One last point on the TVA. It’s still around today as a very powerful and oddly beloved institution, and I think its lasting political success is due in large part to the fact that it – unlike the other alphabet soup institutions – was explicitly a utility. Who doesn’t like the stability of a utility in the midst of vast inequality? Who doesn’t like the odds being ever in their favor? The more that I see today’s policy impact on markets described in utility-like terms – words like “stability” and notions like “volatility is bad and a thing to be fixed” – the more confident I am that the TVA political experience of the 1930s is coming soon to the capital markets of today. Scratch that. It’s already here.

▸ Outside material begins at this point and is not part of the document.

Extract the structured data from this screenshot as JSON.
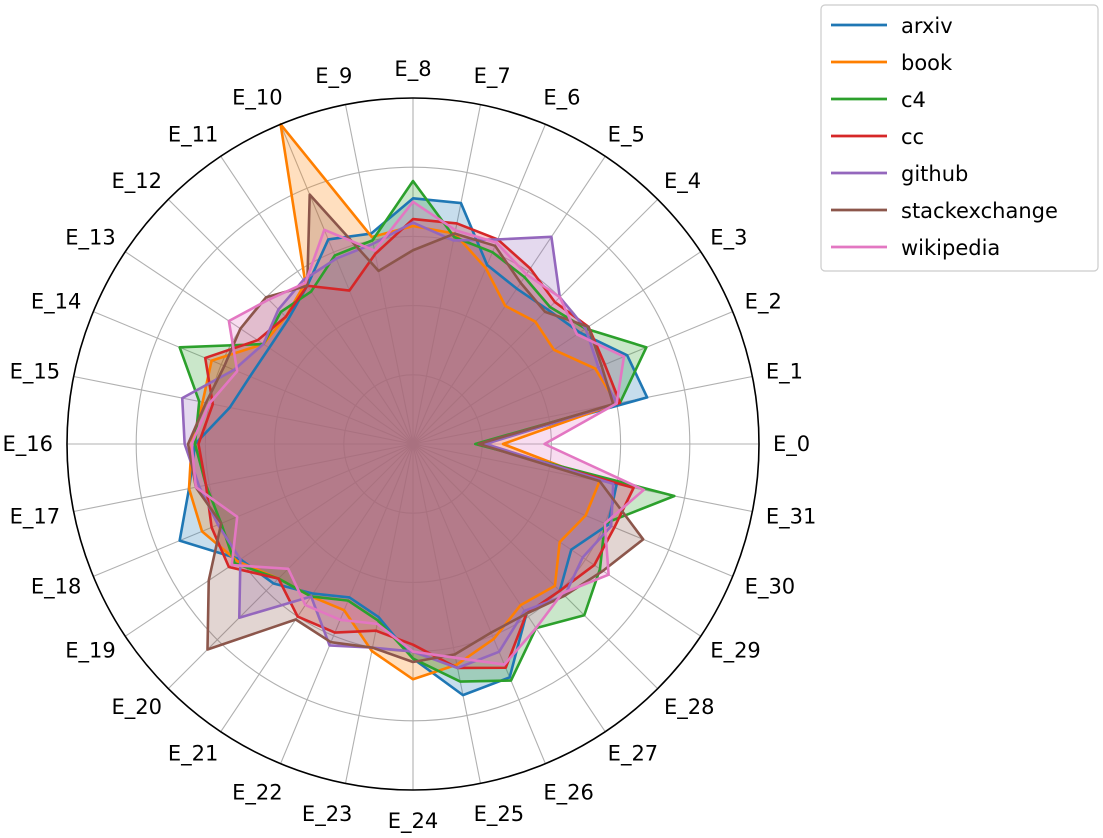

So, Ben, let’s assume you’re right and that current events are rhyming with the historical events of the last time the world wrestled with an overwhelming debt load. Let’s assume that a politically popular shift in the meaning of markets to cement its public utility function is taking shape and won’t reverse itself without a political shock of enormous proportions. What’s an investor or allocator to do, other than become a grumpy old man? Look, the hardest thing in the world is to recognize structural change when you’re embedded in the structure. If reading Epsilon Theory has given you a new set of lenses to see the relationship between State and Market, then you’ve already done the heavy lifting. From here, it’s a matter of applying that open-eyed perspective to your portfolio, not of buying this or selling that! Everyone will be different in their particular application, but I think everyone should have three basic goals:
re-evaluate your capital market assumptions for a further transformation of those markets into state-run casinos and political utilities, understanding that whatever crystal ball you’ve used in the past is almost certainly broken today;
adopt an investment process or find investment strategies that can adapt to the structural changes that are already underway in capital markets, understanding that the patterns of belief and meaning we think are “natural” today can change in the blink of a central banker’s eye.